Weekly for high-risk tools (hiring, finance, customer-facing decisions). Monthly for lower-risk stuff (content drafts, internal summaries). Put it on a calendar. If it’s not scheduled, it won’t happen — I’ve watched this fail in real time at three different companies.

Step 4: Create a “kill switch” rule
Before launch, decide: what specific outcome would make us immediately pause this tool? Write it down. For the resume screener, it should have been: “If rejection rates differ significantly by school, region, or background, pause and review.” Nobody wrote that rule down beforehand, which is exactly why it went unnoticed. AI transformation is a problem of governance
Step 5: Make it safe to report a bad output
This one gets skipped constantly. If an employee feels like flagging a weird AI output makes them look like they’re “against innovation,” they’ll stay quiet. Build a simple, blame-free channel — even just a shared form or a specific chat channel — where anyone can say “hey, this looked off” without it turning into a whole thing.
Step 6: Document the decision trail
When the AI makes or supports a decision (approving content, screening a candidate, flagging a transaction), keep a simple log of what it decided and who reviewed it. Even a basic spreadsheet is fine for smaller teams. This isn’t bureaucracy for its own sake — it’s the only way you’ll spot a pattern before it becomes a scandal. AI transformation is a problem of governance
Tools That Actually Help With This (Not Just Theory)
A few things I’ve seen work well in practice, for smaller teams :
- Notion or Airtable for tracking which AI tools are in use, who owns them, and review dates. Simple, visible, nobody can claim they “didn’t know.”
- Dedicated chat channels for AI feedback — literally just a channel where anyone can drop a screenshot of something weird and tag the tool owner.
- Built-in activity logs in tools like Microsoft Copilot, Google Workspace’s AI features, or various CRM AI add-ons. Most modern platforms have some form of activity log. Most teams never turn it on or check it.
- Regular “AI output spot checks” — literally just pulling 10-20 recent outputs and reading them together as a team once a week. Costs nothing, catches a lot.
Mistakes I See Constantly (And Made Myself)
Mistake 1: Treating AI adoption as an IT rollout. IT can install the tool. IT cannot decide who’s accountable for what it produces. That’s a leadership and process decision.
Mistake 2: No one reviewing the training data or inputs. Garbage in, garbage out isn’t a cliché — it’s exactly what happened with that resume tool.
Mistake 3: Assuming “AI-generated” means “already checked.” It’s the opposite. Anything AI touches needs more review at first, not less, until you actually trust the pattern of outputs.
Mistake 4: No clear line for high-stakes decisions. If AI is involved in anything touching money, hiring, legal, or health — there needs to be a hard rule that a human signs off, every single time, no exceptions.

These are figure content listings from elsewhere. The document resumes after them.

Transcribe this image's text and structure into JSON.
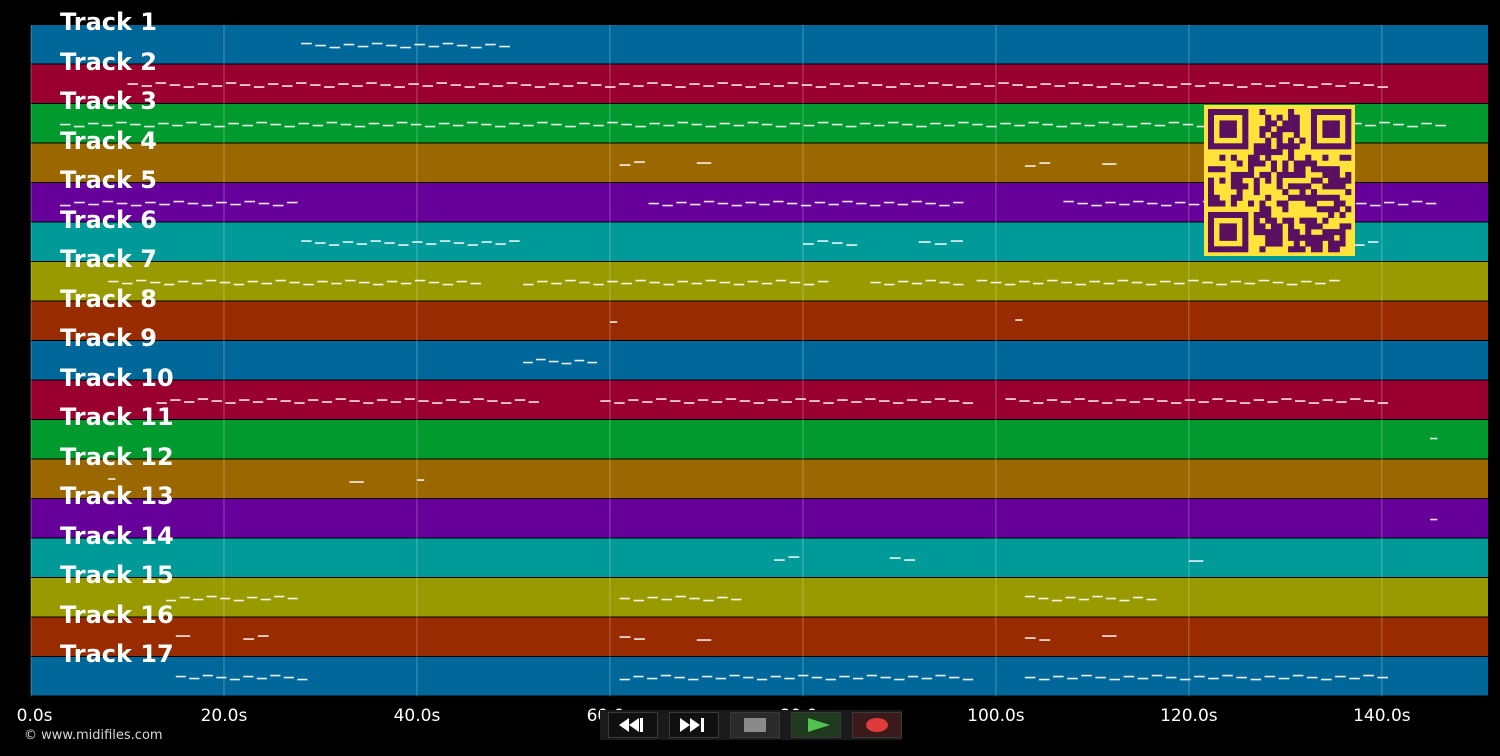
{
  "tracks": [
    {
      "label": "Track 1",
      "color": "#00679a"
    },
    {
      "label": "Track 2",
      "color": "#99002f"
    },
    {
      "label": "Track 3",
      "color": "#009a2f"
    },
    {
      "label": "Track 4",
      "color": "#9a6700"
    },
    {
      "label": "Track 5",
      "color": "#67009a"
    },
    {
      "label": "Track 6",
      "color": "#009a99"
    },
    {
      "label": "Track 7",
      "color": "#999a00"
    },
    {
      "label": "Track 8",
      "color": "#992b00"
    },
    {
      "label": "Track 9",
      "color": "#00679a"
    },
    {
      "label": "Track 10",
      "color": "#99002f"
    },
    {
      "label": "Track 11",
      "color": "#009a2f"
    },
    {
      "label": "Track 12",
      "color": "#9a6700"
    },
    {
      "label": "Track 13",
      "color": "#67009a"
    },
    {
      "label": "Track 14",
      "color": "#009a99"
    },
    {
      "label": "Track 15",
      "color": "#999a00"
    },
    {
      "label": "Track 16",
      "color": "#992b00"
    },
    {
      "label": "Track 17",
      "color": "#00679a"
    }
  ],
  "time_axis": {
    "ticks": [
      "0.0s",
      "20.0s",
      "40.0s",
      "60.0s",
      "80.0s",
      "100.0s",
      "120.0s",
      "140.0s"
    ],
    "max_seconds": 151
  },
  "notes": [
    {
      "track": 0,
      "segments": [
        [
          28,
          50
        ]
      ]
    },
    {
      "track": 1,
      "segments": [
        [
          10,
          141
        ]
      ]
    },
    {
      "track": 2,
      "segments": [
        [
          3,
          147
        ]
      ]
    },
    {
      "track": 3,
      "segments": [
        [
          61,
          64
        ],
        [
          69,
          71
        ],
        [
          103,
          106
        ],
        [
          111,
          113
        ]
      ]
    },
    {
      "track": 4,
      "segments": [
        [
          3,
          28
        ],
        [
          64,
          97
        ],
        [
          107,
          146
        ]
      ]
    },
    {
      "track": 5,
      "segments": [
        [
          28,
          51
        ],
        [
          80,
          86
        ],
        [
          92,
          97
        ],
        [
          130,
          140
        ]
      ]
    },
    {
      "track": 6,
      "segments": [
        [
          8,
          47
        ],
        [
          51,
          83
        ],
        [
          87,
          97
        ],
        [
          98,
          136
        ]
      ]
    },
    {
      "track": 7,
      "segments": [
        [
          60,
          61
        ],
        [
          102,
          103
        ]
      ]
    },
    {
      "track": 8,
      "segments": [
        [
          51,
          59
        ]
      ]
    },
    {
      "track": 9,
      "segments": [
        [
          13,
          53
        ],
        [
          59,
          98
        ],
        [
          101,
          141
        ]
      ]
    },
    {
      "track": 10,
      "segments": [
        [
          145,
          146
        ]
      ]
    },
    {
      "track": 11,
      "segments": [
        [
          8,
          9
        ],
        [
          33,
          35
        ],
        [
          40,
          41
        ]
      ]
    },
    {
      "track": 12,
      "segments": [
        [
          145,
          146
        ]
      ]
    },
    {
      "track": 13,
      "segments": [
        [
          77,
          80
        ],
        [
          89,
          92
        ],
        [
          120,
          122
        ]
      ]
    },
    {
      "track": 14,
      "segments": [
        [
          14,
          28
        ],
        [
          61,
          74
        ],
        [
          103,
          117
        ]
      ]
    },
    {
      "track": 15,
      "segments": [
        [
          15,
          17
        ],
        [
          22,
          25
        ],
        [
          61,
          64
        ],
        [
          69,
          71
        ],
        [
          103,
          106
        ],
        [
          111,
          113
        ]
      ]
    },
    {
      "track": 16,
      "segments": [
        [
          15,
          29
        ],
        [
          61,
          98
        ],
        [
          103,
          141
        ]
      ]
    }
  ],
  "copyright": "© www.midifiles.com",
  "controls": [
    {
      "name": "rewind-button",
      "icon": "rewind-icon",
      "color": "#ffffff"
    },
    {
      "name": "fast-forward-button",
      "icon": "fast-forward-icon",
      "color": "#ffffff"
    },
    {
      "name": "stop-button",
      "icon": "stop-icon",
      "color": "#8a8a8a"
    },
    {
      "name": "play-button",
      "icon": "play-icon",
      "color": "#4fc24f"
    },
    {
      "name": "record-button",
      "icon": "record-icon",
      "color": "#e03a3a"
    }
  ],
  "qr": {
    "icon": "qr-code-icon",
    "color": "#5a1060",
    "background": "#ffe23a"
  }
}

Mistake 5: Rolling out to the whole company at once. Every successful rollout I’ve seen started with one team, ran for a few weeks, got reviewed, adjusted, then expanded.
Final Thoughts
Honestly, the tools themselves aren’t the hard part anymore. The major AI assistants out there are all genuinely capable, and getting better every few months. Setting them up takes an afternoon. AI transformation is a problem of governance
What takes real work is deciding who’s watching, who’s accountable, and what happens when something slips through. That part doesn’t get solved by a better model or a fancier dashboard. It gets solved by people sitting down and actually deciding how this thing gets used responsibly in their specific business.
If you’re about to roll out AI somewhere — in your team, your company, even just for yourself — spend an hour on the governance side before you spend another dollar on the tool side. It’s the boring part. It’s also the part that saves you from becoming someone else’s cautionary story, like the one I just told you.